Jetson AGX Xavier INT8 Performance

Hi, I’m running inference on a CV image detection network on Xavier in INT8 on batch size 1. I’m converting from an Onnx model to TensorRT using the sample function provided. When I ran inference through nvprof, I saw around the same range of performance between the FP16 and INT8 versions, and I also noticed an incredibly high number of memcpy calls in the INT8 version (but same total times.) INT8 is supported by Xavier, but I don’t see any speedup? Using TRT, cuda10.

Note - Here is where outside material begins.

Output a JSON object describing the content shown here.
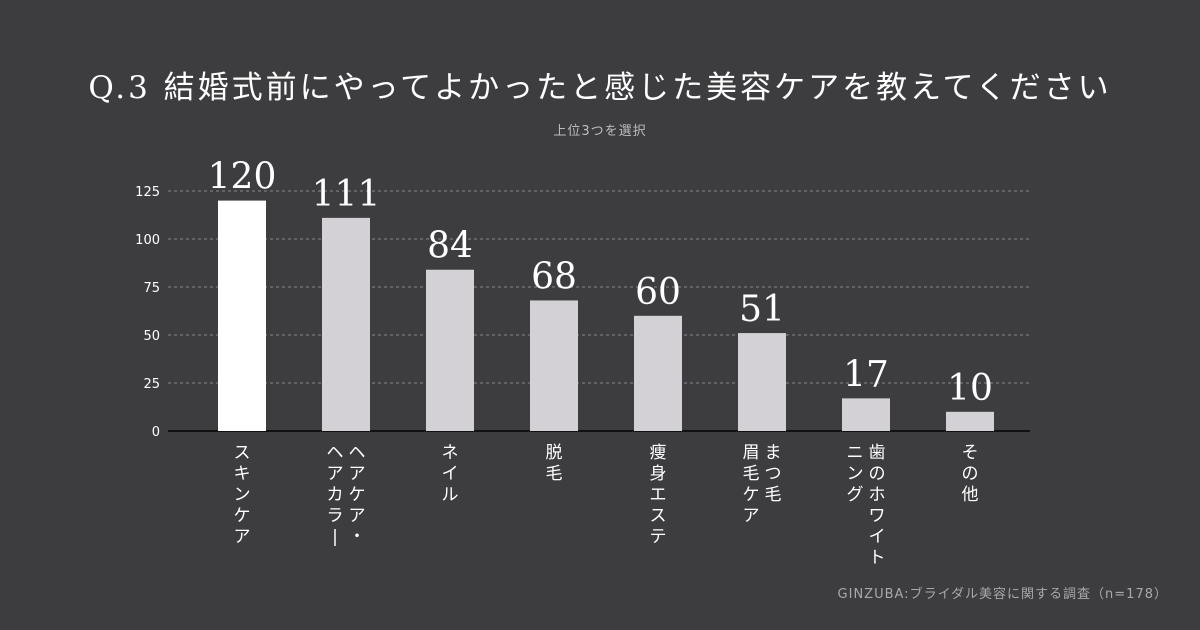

Clarification appreciated, thank you.


Have you maximized the CPU/GPU clocks first?

sudo ./

Could you share which model do you test with us?
Here is our benchmark result for the Jetson Xavier:

You can check if you have the similar result with ours first.

I have maximized clocks.

The benchmarks results for resnet-50 using caffe models and bs=1 are fine, I get ~2ms for int8 and ~3ms for fp16. It says there is no onnx model support for int8.

I cannot share the model right now, but I went and checked the gpu trace and it seems like I’m getting a lot of tensor conversions (cuInt8::nchwToNcqhw4 and vice versa). About four times as many on int8 as on fp16. Is there a function that forces the conversion for int8? Each conversion takes about as long as the computation.

I see the conversion between some cudnn calls (trt_volta_int8x4_icudnn_int8x4) and this (ZN6thrust8cuda_cub4core13_kernel_agentINS0_14__parallel_for16ParallelForAgentINS0_11__transform17unary_transform_fIPKfPfNS5_14no_stencil_tagEZN21FancyActivationPlugin9doEnqueueIfEEiiPKPKvPPvSH_P11CUstream_stEUlfE_NS5_21always_true_predicateEEElEESN_lEEvT0_T1), which seems like a input enqueue? Could I solve the problem by restructuring my data inputs?

Thanks for the prompt response.


For Caffe frameworks, you can feed the caffemodel into TensorRT directly.
It’s no required to convert it into onnx model.

Please try to convert the TensorRT engine from caffemodel first. It may give you a better performance.